Electroconvulsive therapy is associated with superior symptomatic and functional change in depressed patients after psychiatric hospitalization
McCall WV, Reboussin BA, Cohen W, Lawton P.
Department of Psychiatry and Behavioral Medicine,
Wake Forest University School of Medicine,
Medical Center Boulevard,
Winston, 27157, Salem, NC, USA
J Affect Disord 2001 Mar;63(1-3):17-25


Background: Major depressive episode is associated with quality of life (QOL) deficits, and QOL improves following remission of depression. We conducted an observational study of the relationship between depressive symptoms and QOL for 1 year after psychiatric hospitalization, and compared QOL in patients who received ECT against those who did not. Methods: We examined 88 patients with major depressive disorder (53.4+/-15.4 years old; 69 women) upon admission, with repeated measurements at discharge, 1, 3, 6, and 12 months after discharge. Depression severity was measured with the Beck Depression Inventory. QOL measurements encompassed ADLs, IADLs, performance in major roles, and satisfaction with relationships. Treatment for depression was at the discretion of the respective physicians.

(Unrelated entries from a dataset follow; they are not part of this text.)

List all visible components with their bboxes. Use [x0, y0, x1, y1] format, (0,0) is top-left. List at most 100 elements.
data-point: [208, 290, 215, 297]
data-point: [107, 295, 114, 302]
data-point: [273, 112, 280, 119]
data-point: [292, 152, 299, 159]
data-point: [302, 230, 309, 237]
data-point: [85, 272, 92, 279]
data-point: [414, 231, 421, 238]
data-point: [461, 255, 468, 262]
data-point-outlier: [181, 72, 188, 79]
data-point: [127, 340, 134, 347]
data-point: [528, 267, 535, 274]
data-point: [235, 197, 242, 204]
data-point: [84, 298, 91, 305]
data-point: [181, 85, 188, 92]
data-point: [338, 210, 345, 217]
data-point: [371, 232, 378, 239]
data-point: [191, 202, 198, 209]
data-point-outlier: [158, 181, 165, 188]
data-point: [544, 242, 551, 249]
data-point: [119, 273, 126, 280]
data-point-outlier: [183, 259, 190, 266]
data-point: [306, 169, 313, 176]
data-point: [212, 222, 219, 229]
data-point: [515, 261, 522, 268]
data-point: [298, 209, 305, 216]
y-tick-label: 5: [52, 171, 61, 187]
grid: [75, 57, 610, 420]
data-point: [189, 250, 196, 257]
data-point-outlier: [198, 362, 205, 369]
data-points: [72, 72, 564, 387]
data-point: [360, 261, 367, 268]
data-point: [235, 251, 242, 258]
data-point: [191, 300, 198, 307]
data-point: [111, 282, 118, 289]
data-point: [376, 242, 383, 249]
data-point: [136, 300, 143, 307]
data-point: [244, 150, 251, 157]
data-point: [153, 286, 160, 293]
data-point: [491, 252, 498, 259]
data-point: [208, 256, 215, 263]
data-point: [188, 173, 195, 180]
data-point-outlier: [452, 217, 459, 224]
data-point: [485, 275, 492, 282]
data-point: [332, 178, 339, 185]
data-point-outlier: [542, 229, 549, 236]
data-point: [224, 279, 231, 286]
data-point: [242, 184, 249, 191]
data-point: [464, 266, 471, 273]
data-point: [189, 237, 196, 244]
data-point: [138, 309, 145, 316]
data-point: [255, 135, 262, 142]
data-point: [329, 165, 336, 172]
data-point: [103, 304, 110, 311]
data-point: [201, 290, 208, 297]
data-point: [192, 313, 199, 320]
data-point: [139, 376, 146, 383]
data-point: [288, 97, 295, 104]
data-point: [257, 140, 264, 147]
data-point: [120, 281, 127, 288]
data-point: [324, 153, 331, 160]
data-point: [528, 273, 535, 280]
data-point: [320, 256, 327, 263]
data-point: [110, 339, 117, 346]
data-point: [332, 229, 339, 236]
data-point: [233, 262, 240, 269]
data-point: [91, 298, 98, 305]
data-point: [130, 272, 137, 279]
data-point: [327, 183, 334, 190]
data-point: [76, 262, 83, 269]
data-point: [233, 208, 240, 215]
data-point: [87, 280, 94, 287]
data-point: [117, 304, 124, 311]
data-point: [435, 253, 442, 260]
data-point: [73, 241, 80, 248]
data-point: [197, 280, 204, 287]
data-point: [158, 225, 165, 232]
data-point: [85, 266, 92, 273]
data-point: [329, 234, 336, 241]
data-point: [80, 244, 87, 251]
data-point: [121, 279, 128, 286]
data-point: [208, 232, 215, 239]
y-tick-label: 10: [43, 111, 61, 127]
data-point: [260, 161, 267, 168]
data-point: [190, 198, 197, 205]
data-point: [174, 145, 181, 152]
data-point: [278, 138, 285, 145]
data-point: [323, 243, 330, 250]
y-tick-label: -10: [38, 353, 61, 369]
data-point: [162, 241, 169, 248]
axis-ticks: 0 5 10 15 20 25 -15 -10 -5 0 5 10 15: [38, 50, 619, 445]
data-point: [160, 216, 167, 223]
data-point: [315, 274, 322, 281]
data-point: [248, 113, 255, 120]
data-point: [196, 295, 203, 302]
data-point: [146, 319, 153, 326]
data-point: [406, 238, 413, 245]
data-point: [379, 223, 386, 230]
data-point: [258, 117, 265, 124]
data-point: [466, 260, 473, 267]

Results: Depression severity dropped dramatically by discharge, and changed little thereafter. QOL measures showed improvement at the first month, with additional improvement at the third month. Improvement in QOL was closely tied to improvement in depression severity. ECT during the index hospitalization was associated with greater improvement in depressive symptoms and in most measures of QOL. Limitations: The results of this study may not apply to the treatment of outpatients, and the large number of statistical comparisons may have resulted in some spurious associations. Conclusions: Inpatient treatment of depression is followed by improvement in QOL. Novel findings in this study include evidence that maximum improvement in QOL does not occur until an average of 3 months after discharge, and that ECT-treated patients had superior outcomes.